Nichts könnte besser Carrells Auffassung von Humor verdeutlichen als sein letzter Gag in seiner letzten Sendung von »Sieben Tage – sieben Köpfe« Ende des vorigen Jahres. Da goss er einfach ein Glas Wasser auf Harald Schmidts Hose. Der special effect war dabei: Das Glas war an einer Schnur befestigt, an der Carrell zog. Ein pubertärer Schmäh, zweifellos. Aber harmlos und einfach nett. Ein »schuper Gag« eben, wie Carrell in seinem niederländischen Akzent zu sagen pflegte.
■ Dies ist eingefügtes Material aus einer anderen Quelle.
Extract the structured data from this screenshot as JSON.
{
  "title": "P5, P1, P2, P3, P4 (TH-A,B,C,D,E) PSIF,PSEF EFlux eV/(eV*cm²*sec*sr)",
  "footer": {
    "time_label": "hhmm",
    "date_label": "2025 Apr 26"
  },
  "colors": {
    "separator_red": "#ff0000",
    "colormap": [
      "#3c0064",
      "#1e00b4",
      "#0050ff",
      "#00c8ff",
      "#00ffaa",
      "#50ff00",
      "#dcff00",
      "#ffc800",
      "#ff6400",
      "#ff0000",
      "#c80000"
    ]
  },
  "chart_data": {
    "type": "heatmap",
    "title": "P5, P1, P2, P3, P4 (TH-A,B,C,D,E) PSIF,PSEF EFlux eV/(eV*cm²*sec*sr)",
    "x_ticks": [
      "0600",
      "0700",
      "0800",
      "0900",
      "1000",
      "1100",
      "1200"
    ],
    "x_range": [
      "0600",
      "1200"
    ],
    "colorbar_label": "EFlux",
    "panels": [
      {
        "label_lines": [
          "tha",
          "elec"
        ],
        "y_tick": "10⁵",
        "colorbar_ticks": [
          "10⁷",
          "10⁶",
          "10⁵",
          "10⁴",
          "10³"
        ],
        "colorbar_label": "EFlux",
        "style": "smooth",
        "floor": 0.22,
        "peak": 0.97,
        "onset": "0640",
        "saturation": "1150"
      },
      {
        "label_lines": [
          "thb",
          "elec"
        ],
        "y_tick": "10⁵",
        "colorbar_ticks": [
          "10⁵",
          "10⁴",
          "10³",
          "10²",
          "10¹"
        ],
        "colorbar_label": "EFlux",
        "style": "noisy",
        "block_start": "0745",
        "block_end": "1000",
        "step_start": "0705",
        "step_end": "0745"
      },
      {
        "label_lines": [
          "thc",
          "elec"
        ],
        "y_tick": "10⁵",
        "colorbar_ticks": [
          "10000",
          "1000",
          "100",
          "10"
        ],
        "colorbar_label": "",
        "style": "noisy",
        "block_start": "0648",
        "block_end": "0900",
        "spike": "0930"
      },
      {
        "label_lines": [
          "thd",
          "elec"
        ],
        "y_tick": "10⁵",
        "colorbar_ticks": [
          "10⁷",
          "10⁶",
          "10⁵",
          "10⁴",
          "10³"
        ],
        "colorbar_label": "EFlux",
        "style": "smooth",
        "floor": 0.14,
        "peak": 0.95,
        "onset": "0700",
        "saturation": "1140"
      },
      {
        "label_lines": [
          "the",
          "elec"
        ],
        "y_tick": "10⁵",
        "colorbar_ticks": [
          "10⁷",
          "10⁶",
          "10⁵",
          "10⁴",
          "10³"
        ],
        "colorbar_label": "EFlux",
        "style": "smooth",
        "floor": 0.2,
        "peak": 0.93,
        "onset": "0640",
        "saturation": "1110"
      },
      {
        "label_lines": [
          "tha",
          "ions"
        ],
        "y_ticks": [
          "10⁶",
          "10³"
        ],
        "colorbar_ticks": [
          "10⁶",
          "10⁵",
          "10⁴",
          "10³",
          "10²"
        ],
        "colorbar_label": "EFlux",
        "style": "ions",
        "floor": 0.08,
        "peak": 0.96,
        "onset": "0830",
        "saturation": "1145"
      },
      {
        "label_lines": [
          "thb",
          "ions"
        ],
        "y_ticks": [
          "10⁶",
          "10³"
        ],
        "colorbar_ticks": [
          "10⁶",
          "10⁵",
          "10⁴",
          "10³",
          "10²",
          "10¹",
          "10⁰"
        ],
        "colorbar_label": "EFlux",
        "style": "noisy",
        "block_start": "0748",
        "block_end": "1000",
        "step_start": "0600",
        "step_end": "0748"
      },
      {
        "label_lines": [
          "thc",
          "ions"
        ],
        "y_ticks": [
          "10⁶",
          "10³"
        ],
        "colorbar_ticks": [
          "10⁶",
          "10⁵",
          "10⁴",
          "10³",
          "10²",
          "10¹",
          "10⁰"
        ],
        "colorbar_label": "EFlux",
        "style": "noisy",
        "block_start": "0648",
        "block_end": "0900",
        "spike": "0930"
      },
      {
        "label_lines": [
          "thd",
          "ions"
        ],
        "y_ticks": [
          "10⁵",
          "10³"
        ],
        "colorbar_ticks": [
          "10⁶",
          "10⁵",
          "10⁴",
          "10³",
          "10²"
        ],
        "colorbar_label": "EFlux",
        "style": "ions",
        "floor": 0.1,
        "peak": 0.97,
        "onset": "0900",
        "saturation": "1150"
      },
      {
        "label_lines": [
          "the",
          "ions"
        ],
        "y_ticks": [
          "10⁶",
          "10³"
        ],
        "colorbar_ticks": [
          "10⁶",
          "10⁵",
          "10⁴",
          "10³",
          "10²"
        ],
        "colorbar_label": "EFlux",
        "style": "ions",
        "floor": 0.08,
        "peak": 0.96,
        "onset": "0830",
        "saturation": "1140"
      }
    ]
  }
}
Schuper war auch jener Schlager, der selbst jüngere Generationen zum Mitsingen animiert: Rudi Carrells unvergesslicher Gassenhauer »Wann wird’s mal wieder richtig Sommer?« Ein harmloses Liedchen und das musikalische Komplementärprogramm zu »Ein Bett im Kornfeld«.

Selbst als schon absehbar war, dass der Krebs ihn besiegen würde, blieb er humorvoll und ohne Bitterkeit. Bei der Verleihung der »Goldenen Kamera« im Februar dankte der nach einer Chemotherapie ausgemergelte Carrell der Pharmaindustrie, die es ihm ermöglicht habe, bei der Gala anwesend zu sein.

Nach seinem Tod gibt es nur noch ganz wenige nicht austauschbare Fernsehgesichter. Die Pappnasen, die in die Kulissen gestellt werden, haben endgültig die Oberhand gewonnen. Und die austauschbaren Sendeformate im Instantdesign ebenso. Angesichts der Langlebigkeit von Rudi Carrells Formaten und seines Einflusses auf den deutschen Fernsehhumor bleibt nichts anderes übrig, als zu bekennen: Wir waren Rudi Carrell.